“What may I lay before your Ladyship? Buttons and buttoners of de best, paternosters of de finest, gold and silver collars, chains, crucifixes garnished of stones and pearls; crespines, girdles of every fashion, ouches, rings, tablets (tablets were of two sorts, reliquaries and memorandum-books), charms, gipsers, and forcers (satchels to hang from the waist, and small boxes), combs, spoons, caskets, collars for de leetle dogs, bells, points (tagged laces, then much used), alners (alms-bags, larger than purses), purses, knives, scissors, cups—what asks your Ladyship? Behold dem all.”
“Dost call thyself a jeweller?” asked Lady Foljambe, with a laugh. “Why, thou art jeweller, silversmith, girdler, forcer-maker, and cutler.”
“Dame, I am all men to please my customers,” answered the little jeweller, obsequiously. “Will your Ladyship look? Ah, de beautiful tings!”
“Art thou Englishman?”
“Ah! no, Madame, I am a Breton. I come from Hennebon.”
A sudden flash of suspicious uneasiness lighted up the eyes of the Countess of Montfort’s gaoler. Yet had the man meant mischief, he would scarcely have been so communicative. However that might be, Lady Foljambe determined to get him out of the house as quickly as possible.

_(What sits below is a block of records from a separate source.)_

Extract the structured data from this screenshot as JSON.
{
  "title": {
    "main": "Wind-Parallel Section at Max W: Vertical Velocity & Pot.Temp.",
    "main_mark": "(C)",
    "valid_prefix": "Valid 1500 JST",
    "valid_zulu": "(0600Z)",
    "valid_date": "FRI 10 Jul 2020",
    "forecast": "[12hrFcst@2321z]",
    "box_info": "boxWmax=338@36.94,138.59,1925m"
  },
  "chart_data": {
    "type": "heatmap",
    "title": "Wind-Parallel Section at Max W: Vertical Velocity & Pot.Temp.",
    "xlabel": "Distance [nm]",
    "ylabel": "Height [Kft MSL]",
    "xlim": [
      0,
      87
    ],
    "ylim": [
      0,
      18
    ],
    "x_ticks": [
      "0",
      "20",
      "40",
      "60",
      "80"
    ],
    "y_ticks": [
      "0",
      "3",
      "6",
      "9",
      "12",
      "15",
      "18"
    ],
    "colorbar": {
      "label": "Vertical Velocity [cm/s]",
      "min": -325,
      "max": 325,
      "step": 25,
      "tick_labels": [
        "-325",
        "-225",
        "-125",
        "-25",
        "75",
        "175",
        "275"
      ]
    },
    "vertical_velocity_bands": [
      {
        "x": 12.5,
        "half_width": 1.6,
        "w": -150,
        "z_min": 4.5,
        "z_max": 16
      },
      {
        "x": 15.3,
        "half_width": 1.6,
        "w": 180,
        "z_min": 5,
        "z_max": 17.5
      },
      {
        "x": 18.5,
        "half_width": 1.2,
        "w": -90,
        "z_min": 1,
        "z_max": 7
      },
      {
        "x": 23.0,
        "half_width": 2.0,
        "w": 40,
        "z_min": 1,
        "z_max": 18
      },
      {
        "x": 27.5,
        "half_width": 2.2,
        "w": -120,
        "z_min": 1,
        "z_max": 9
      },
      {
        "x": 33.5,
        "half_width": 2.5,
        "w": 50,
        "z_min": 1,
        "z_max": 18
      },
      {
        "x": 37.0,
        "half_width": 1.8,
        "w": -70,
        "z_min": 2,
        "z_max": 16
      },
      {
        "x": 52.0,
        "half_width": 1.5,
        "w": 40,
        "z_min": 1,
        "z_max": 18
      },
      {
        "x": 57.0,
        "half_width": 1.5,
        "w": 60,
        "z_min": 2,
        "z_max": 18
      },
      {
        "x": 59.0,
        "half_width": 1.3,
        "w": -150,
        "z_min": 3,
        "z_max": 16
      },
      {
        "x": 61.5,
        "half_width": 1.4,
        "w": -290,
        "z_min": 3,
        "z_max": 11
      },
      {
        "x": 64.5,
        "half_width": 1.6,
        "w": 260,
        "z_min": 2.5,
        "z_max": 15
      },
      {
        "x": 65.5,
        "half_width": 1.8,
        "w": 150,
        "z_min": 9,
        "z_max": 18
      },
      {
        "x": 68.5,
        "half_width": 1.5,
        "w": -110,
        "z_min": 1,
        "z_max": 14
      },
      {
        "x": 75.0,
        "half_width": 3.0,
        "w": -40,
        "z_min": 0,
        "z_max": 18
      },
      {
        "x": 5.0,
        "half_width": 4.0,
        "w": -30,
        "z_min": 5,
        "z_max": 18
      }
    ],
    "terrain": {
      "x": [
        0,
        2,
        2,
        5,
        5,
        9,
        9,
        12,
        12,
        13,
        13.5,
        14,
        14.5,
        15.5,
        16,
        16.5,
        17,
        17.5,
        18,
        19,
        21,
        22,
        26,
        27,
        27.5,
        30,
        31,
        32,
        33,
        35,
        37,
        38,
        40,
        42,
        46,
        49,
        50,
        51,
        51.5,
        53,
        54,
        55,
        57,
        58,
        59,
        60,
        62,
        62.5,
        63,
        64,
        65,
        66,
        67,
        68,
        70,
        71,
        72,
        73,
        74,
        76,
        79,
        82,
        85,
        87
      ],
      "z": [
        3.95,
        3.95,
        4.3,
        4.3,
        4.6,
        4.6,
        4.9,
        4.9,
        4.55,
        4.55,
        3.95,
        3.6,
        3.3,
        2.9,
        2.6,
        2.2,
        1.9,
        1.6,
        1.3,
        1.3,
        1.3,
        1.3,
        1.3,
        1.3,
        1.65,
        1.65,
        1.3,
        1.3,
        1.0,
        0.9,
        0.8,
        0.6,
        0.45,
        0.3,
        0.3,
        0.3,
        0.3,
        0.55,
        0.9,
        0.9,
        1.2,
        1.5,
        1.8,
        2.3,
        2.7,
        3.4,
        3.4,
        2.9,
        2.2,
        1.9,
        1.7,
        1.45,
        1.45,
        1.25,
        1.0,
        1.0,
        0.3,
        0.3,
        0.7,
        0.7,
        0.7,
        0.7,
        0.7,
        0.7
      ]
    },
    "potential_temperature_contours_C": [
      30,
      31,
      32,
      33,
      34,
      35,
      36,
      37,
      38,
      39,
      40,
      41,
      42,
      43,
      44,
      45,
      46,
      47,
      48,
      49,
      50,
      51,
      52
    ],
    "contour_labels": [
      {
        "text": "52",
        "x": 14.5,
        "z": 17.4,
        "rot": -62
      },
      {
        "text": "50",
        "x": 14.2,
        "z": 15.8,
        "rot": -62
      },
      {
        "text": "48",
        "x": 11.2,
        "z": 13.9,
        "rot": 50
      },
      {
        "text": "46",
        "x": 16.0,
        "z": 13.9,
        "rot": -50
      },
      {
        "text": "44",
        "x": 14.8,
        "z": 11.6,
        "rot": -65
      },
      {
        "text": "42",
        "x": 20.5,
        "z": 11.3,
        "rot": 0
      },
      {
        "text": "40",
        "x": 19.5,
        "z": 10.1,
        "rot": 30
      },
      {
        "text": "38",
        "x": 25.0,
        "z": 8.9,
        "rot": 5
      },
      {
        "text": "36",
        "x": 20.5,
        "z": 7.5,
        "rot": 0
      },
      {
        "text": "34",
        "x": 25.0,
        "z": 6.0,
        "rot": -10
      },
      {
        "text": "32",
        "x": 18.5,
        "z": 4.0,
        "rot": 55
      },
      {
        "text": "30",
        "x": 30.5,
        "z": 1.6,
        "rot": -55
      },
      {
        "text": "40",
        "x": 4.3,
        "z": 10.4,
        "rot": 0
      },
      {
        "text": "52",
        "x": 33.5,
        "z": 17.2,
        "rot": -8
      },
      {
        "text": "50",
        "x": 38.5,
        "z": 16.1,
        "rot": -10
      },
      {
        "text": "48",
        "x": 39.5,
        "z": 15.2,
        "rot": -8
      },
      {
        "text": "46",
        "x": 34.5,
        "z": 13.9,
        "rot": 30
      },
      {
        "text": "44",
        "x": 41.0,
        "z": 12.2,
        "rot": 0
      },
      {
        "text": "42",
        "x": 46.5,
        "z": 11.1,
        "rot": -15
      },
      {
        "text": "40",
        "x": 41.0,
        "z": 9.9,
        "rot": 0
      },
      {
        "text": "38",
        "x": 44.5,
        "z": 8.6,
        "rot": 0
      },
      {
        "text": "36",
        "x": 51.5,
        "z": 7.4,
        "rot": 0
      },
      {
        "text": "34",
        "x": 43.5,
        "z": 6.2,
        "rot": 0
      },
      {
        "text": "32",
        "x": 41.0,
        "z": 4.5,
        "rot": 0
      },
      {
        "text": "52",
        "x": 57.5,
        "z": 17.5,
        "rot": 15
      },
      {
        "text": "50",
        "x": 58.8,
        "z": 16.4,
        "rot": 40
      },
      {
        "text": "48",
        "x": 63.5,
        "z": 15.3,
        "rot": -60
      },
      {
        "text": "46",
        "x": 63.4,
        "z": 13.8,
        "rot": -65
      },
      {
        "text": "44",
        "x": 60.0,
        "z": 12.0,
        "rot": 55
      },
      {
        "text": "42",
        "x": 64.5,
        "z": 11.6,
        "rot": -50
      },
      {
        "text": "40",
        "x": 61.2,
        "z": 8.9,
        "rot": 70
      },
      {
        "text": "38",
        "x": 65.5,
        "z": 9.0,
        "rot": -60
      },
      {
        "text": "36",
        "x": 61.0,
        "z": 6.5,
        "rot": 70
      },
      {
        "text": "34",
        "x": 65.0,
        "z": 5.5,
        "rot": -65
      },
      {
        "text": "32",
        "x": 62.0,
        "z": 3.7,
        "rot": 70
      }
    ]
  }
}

“I lack but little of thy sort,” she said. “Howbeit, thou mayest show us thine alners and thy buttons.”
“I would fain have a gipser,” said Mrs Margaret.
While Mrs Margaret was selecting from the stock of gipsers a pretty red velvet one with a silver clasp, price half-a-crown, Perrote came quietly into the hall, and stood beside Amphillis, a little behind Lady Foljambe, who had not heard her entrance.
“Here are de alners, Madame,” said the lively little Breton. “Blue, green, black, white, red, tawny, violet. Will your Ladyship choose? T’ree shillings to free marks—beautiful, beautiful! Den here are—Bon saints, que vois-je? Surely, surely it is Mademoiselle de Carhaix!”